Bref, si l’on suit Bevans, la théologie interculturelle comprise comme théologie en interaction avec les grands mouvements de la culture et de la pensée de son temps – quelle que soit l’époque de référence – est loin d’être une nouveauté (et nous pouvons être déçus).
L’équité comme condition de la théologie interculturelle
Certes, un certain dialogue entre cultures existe bel et bien au sein du discours théologique à travers les âges. Seulement un facteur déterminant de la situation interculturelle avait été, jusque-là, quelque peu sous-estimé, à savoir celui de l’équité de la relation.
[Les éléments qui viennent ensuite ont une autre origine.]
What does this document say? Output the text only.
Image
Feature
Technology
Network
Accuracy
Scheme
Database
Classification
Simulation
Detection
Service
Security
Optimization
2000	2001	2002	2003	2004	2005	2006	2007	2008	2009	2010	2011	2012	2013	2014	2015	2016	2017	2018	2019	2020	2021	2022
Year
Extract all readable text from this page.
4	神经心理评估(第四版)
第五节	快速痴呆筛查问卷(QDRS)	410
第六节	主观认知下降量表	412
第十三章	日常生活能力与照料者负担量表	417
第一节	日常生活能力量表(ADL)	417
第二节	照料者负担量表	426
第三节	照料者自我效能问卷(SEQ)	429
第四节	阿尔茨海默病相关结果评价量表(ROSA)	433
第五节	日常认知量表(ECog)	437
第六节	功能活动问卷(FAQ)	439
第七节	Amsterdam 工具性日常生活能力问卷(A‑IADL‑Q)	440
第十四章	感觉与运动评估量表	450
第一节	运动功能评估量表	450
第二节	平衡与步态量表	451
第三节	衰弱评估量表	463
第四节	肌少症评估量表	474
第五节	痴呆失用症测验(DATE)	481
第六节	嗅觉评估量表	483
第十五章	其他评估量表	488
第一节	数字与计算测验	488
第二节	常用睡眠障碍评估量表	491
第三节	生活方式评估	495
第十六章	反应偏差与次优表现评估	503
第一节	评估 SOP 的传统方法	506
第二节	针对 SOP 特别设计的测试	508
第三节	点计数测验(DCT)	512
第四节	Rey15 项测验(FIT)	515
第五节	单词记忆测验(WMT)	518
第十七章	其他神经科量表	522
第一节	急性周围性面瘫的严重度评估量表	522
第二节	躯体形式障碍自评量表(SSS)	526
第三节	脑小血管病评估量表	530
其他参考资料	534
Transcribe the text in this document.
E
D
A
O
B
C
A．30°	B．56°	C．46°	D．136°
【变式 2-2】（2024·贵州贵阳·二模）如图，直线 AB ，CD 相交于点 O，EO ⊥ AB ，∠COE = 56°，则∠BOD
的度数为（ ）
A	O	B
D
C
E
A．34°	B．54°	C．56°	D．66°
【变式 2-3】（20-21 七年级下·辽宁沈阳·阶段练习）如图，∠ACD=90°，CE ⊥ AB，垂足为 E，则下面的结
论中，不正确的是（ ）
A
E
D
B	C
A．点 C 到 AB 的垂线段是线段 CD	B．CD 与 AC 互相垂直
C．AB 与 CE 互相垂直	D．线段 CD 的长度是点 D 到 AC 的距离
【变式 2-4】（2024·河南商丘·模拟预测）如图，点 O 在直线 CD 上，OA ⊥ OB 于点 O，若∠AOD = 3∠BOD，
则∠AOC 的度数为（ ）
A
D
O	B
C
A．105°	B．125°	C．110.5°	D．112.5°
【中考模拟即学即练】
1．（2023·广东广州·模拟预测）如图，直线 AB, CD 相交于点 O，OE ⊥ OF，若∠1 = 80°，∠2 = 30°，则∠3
Le pasteur togolais Espoir Adadzi propose cette définition de l’interculturalité:
elle «a lieu lorsque plusieurs cultures interagissent de façon horizontale et synergique. En d’autres termes, aucun groupe ne peut se trouver au-dessus des autres (…). Dans le contexte ecclésial, l’interculturalité peut se comprendre comme étant la démarche de différentes communautés ou Églises d’origines géographiques diverses, et de tendances théologiques différentes, à s’accepter dans une union ecclésiale» (3).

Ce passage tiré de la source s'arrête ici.